L’armée de Indonésie a annoncé jeudi que des séparatistes armés avaient tué huit civils dans la région de Yahukimo, située dans la province montagneuse de Papouasie des Hautes Terres, dans l’est du pays.
Dans un communiqué, le responsable militaire Wirya Arthadiguna a condamné le meurtre des victimes, qui travaillaient selon lui comme chercheurs d’or dans la région. Il a précisé que les opérations d’évacuation des corps étaient en cours.
L’Armée de libération nationale de Papouasie occidentale, groupe séparatiste armé actif dans la région, a revendiqué l’attaque. Dans un communiqué publié jeudi, le mouvement affirme que les victimes étaient en réalité des agents du renseignement militaire déguisés en mineurs d’or.
Le groupe rebelle a appelé le gouvernement indonésien à cesser d’envoyer des militaires en Papouasie sous couverture civile, notamment en se faisant passer pour des chercheurs d’or ou des chauffeurs de taxi.
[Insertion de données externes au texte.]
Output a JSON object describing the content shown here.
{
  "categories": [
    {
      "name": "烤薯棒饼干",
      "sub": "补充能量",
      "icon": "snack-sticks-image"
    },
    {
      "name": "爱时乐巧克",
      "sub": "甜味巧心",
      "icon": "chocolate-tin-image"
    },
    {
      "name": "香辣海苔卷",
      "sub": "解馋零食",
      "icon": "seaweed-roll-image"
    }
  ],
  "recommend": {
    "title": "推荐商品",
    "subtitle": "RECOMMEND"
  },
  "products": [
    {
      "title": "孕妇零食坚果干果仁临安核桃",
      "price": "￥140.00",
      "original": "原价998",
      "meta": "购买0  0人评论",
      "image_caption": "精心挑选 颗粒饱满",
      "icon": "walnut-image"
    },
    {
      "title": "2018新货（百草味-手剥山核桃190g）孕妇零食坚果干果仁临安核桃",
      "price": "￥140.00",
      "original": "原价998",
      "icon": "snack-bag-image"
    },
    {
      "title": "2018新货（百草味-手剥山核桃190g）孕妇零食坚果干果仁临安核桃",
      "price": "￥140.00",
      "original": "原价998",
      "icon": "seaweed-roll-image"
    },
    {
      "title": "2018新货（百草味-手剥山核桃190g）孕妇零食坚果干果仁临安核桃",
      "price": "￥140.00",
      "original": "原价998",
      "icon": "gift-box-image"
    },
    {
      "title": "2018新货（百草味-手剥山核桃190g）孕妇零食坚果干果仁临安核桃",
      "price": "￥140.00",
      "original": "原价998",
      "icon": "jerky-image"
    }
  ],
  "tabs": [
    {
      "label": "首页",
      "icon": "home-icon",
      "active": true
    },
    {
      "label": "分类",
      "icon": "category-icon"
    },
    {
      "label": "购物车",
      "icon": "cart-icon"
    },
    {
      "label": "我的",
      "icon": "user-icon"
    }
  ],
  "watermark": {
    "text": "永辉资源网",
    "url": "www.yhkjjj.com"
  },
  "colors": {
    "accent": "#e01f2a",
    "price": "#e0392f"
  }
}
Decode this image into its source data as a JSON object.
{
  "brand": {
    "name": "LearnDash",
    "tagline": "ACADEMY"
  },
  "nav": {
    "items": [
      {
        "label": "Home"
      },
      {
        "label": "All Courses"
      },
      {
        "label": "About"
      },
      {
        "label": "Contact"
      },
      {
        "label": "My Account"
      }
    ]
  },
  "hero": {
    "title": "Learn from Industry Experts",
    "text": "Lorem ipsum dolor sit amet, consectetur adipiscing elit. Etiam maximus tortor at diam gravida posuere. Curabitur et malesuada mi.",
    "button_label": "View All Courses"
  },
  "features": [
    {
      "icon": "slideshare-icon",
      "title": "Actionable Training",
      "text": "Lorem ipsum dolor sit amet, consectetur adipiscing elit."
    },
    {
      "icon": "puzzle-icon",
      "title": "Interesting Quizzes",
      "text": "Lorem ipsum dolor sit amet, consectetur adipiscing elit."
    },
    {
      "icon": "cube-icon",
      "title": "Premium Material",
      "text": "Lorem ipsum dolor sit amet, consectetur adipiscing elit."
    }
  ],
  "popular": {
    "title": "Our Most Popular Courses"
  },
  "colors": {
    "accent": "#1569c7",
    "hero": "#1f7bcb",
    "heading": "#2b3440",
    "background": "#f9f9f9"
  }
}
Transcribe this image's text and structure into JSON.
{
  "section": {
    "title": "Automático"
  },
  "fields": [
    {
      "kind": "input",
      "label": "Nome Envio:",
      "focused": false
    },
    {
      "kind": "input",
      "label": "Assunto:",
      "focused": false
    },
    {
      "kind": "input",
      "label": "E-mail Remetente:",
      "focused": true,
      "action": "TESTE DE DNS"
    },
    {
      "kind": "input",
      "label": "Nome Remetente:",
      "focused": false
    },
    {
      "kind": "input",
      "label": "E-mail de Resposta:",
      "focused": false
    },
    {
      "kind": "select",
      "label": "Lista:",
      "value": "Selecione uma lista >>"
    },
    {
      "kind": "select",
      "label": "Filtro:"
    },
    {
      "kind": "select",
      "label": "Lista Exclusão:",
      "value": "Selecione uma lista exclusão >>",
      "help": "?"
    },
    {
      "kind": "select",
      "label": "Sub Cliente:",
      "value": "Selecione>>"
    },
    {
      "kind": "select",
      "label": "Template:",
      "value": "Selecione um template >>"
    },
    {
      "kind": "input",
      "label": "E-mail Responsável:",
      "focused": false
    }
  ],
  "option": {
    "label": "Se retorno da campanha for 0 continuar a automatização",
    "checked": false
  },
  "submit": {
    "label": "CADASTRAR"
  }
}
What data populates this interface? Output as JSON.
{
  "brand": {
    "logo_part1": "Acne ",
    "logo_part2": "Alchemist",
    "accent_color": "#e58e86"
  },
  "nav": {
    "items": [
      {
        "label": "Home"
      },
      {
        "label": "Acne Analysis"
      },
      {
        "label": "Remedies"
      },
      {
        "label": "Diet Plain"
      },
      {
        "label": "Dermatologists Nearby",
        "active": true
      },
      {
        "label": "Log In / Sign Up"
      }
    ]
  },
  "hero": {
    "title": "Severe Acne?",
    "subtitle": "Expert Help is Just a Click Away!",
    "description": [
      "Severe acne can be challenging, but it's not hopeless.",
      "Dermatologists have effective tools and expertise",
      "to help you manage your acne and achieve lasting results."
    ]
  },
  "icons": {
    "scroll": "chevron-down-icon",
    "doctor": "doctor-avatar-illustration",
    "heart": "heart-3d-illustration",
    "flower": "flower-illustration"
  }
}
L’armée indonésienne a rejeté ces accusations. Arthadiguna a affirmé que les victimes étaient bien des civils et a indiqué que les forces de sécurité poursuivaient les auteurs de l’attaque. Selon lui, la situation à Yahukimo reste tendue mais demeure « sous contrôle ».
La région de Papouasie, riche en ressources naturelles et abritant l’une des plus grandes mines d’or et de cuivre au monde, connaît depuis des décennies une insurrection séparatiste. Le territoire est passé sous contrôle indonésien après un vote supervisé par les Nations unies en 1969, dont la légitimité est contestée par plusieurs groupes indépendantistes.